On Thu, Aug 30, 2018 at 11:55 AM, Dave Hansen
<dave.hansen@xxxxxxxxxxxxxxx> wrote:
> On 08/30/2018 10:34 AM, Andy Lutomirski wrote:
>>> But, to keep B's TLB from picking up the entry, I think we can just make
>>> it !Present for a moment.  No TLB can cache it, and I believe the same
>>> "don't set Dirty on a !Writable entry" logic also holds for !Present
>>> (modulo a weird erratum or two).
>> Can we get documentation?  Pretty please?
>
> The accessed bit description in the SDM looks pretty good to me today:
>
>> Whenever the processor uses a paging-structure entry as part of
>> linear-address translation, it sets the accessed flag in that entry
>> (if it is not already set).
> If it's !Present, it can't used as part of a translation so can't be
> set.  I think that covers the thing I was unsure about.
>
> But, Dirty is a bit, er, muddier, but mostly because it only gets set on
> leaf entries:
>
>> Whenever there is a write to a linear address, the processor sets the
>> dirty flag (if it is not already set) in the paging- structure entry
>> that identifies the final physical address for the linear address
>> (either a PTE or a paging-structure entry in which the PS flag is
>> 1).
>
> That little hunk will definitely need to get updated with something like:
>
>         On processors enumerating support for CET, the processor will on
>         set the dirty flag on paging structure entries in which the W
>         flag is 1.

Can we get something much stronger, perhaps?  Like this:

On processors enumerating support for CET, the processor will write to
the accessed and/or dirty flags atomically, as if using the LOCK
CMPXCHG instruction.  The memory access, any cached entries in any
paging-structure caches, and the values in the paging-structure entry
before and after writing the A and/or D bits will all be consistent.

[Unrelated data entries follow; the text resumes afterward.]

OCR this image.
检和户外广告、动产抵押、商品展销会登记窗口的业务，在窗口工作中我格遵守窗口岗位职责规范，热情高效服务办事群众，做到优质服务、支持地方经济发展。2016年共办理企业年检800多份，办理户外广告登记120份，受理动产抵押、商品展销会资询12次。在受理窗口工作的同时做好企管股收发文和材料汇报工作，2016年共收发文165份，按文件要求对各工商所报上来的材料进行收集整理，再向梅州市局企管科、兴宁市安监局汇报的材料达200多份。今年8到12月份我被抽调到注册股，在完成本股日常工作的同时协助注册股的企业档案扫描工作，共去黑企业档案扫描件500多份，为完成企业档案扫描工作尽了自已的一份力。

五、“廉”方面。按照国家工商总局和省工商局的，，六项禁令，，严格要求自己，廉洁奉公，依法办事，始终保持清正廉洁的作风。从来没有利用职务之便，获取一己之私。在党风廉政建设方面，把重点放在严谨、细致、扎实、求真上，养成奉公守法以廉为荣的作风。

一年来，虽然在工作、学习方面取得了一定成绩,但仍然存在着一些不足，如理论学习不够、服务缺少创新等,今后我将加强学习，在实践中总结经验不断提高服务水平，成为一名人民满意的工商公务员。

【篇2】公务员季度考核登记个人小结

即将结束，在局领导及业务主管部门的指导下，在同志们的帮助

I'm sure this could be worded better.  The point is that the CPU
should, atomically, load the PTE, check if it allows the access, set A
and/or D appropriately, write the new value to the TLB, and use that
value for the access.  This is clearly a little bit slower than what
old CPUs could do when writing to an already-in-TLB writable non-dirty
entry, but new CPUs are going to have to atomically check the W bit.
(I assume that even old CPUs will *atomically* set the D bit as if by
LOCK BTS, but this is all very vague in the SDM IIRC.)